During his own stop at the Liberty Hotel with last year’s “Source Code,” rising genre director Duncan Jones, admitting to a bit of “Dredd” envy, shared an unrealized pitch for tackling the material from precisely this perspective. “I thought it would be great to approach it as a documentary following another guy through this incredibly interesting, crazy world,” Jones said, “with Judge Dredd as a character whose influence has terrified the city, but who’s only seen in cameos.” Laughing, he added, “Obviously that’s not an easy sell: I’m going to make the Judge Dredd movie, but he’s hardly going to be in it.”
Hollywood’s prior stab at the character was Sylvester Stallone’s 1995 “Judge Dredd,” a notorious flop that seemed to vaguely grasp that the comics had a unique tone, yet had little clue how to translate it. You get the idea that Urban consistently shorthands the character’s name as Dredd not just from familiarity, but to avoid unwanted associations with the earlier incarnation. (One local highlight amid the lowlights: the special effects were by Mass.Illusion, a Lenox-based operation, now defunct, that sprang from a technical community gathered by “2001” effects pioneer and Berkshires resident Douglas Trumbull.)
Stallone’s movie had Rob Schneider tag along with Dredd for strained comic relief, and mostly didn’t bother with the character’s helmet — an understandable move when producers had shelled out for a star of Stallone’s magnitude, but still.
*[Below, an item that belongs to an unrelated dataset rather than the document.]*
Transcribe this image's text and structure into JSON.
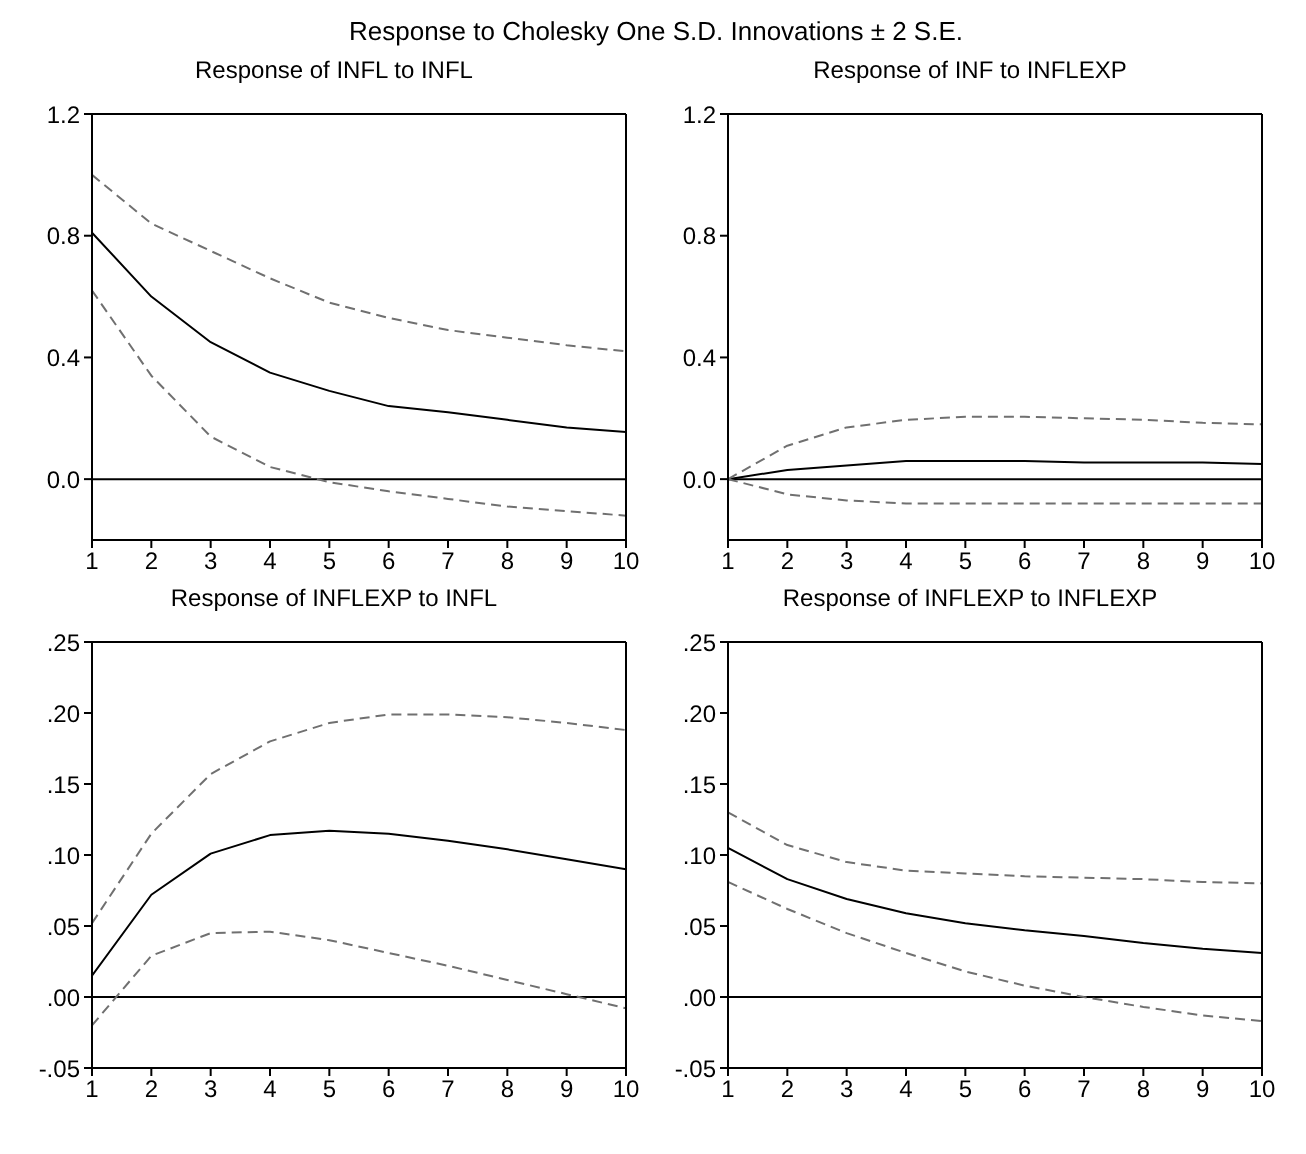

As Wagner was quoted as saying in a guidebook to the comics, the helmet “sums up the facelessness of justice − justice has no soul. So it isn’t necessary for readers to see Dredd’s face, and I don’t want you to.”
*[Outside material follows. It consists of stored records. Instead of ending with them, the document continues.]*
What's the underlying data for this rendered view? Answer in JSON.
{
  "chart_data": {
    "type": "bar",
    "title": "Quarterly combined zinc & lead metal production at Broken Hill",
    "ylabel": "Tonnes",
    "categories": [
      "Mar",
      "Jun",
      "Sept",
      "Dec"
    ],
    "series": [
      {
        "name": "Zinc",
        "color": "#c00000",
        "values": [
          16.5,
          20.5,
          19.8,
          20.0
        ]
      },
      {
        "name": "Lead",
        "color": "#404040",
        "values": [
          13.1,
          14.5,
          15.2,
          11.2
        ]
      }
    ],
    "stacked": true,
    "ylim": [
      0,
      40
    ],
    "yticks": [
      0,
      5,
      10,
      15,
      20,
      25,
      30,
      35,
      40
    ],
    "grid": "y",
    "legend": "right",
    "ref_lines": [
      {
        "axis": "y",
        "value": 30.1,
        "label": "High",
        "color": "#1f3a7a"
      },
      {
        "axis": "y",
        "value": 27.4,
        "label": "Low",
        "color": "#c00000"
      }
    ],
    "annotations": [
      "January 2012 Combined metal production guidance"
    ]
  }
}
Keeping Dredd minimalistically real, again, is fine by Urban. “One thing I love about this film is that you’re presented with a fully formed hero,” he says. “There’s no overarching back story about how he got bit by a spider and turned into a superhero. What you see is what you get.
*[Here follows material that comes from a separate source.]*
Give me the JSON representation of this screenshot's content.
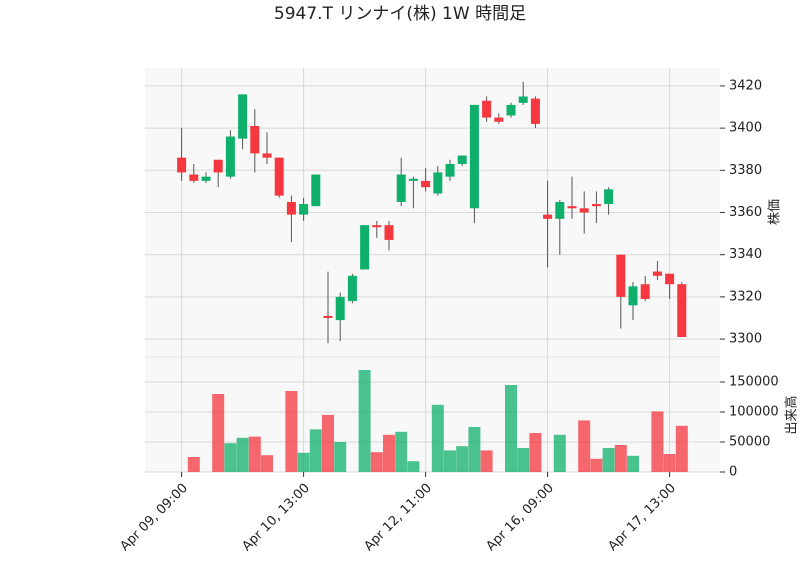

“It’s similar to old serials, and what Spielberg did with Indiana Jones,” he continues. “What do we know about Indiana Jones in ‘Raiders of the Lost Ark’? Nothing. We just launch straight into one of his adventures. And that’s what we do here.”
Chatting with Urban, there’s a sense that his genre appreciation extends beyond an actor’s routine professional interest. His filmography also includes “The Bourne Supremacy,” “The Chronicles of Riddick,” the comics-derived “RED,” and last year’s neo-vampire flick, “Priest.” But the characters have been sufficiently varied that it’s clear he’s not just riding some typecasting wave. When he got the opportunity to do his subtly spot-on DeForest Kelley impression in “Trek,” he had already done his homework — a couple of years before hearing about the project, he had plowed through the entire series on DVD with his older son, just for kicks. And his younger son’s name is, yes, Indiana.
Urban gets a chance to further feed his affinity next year with the latest “Trek” sequel, as well as a quick encore in Vin Diesel’s new “Riddick” installment. But ply him for even the tiniest scoop about what’s in store for Bones and director J.J. Abrams’s Enterprise crew, and he draws his mouth tighter than Dredd’s. “Well, it’s called ‘Star Trek Into Darkness,’” he deadpans, repeating a reveal that hit the blogosphere a zillion star dates ago. (Or last week, anyway.) He won’t be spilling any secrets today.
What’s not so secret is the stamp Urban ultimately hopes to put on Judge Dredd mythology. “My take on Dredd is that he’s like a panther ready to spring,” he says. “He’s a tough character struggling to contain his emotion, rather than a bombastic one releasing his emotion. That, to me, is always far more interesting.”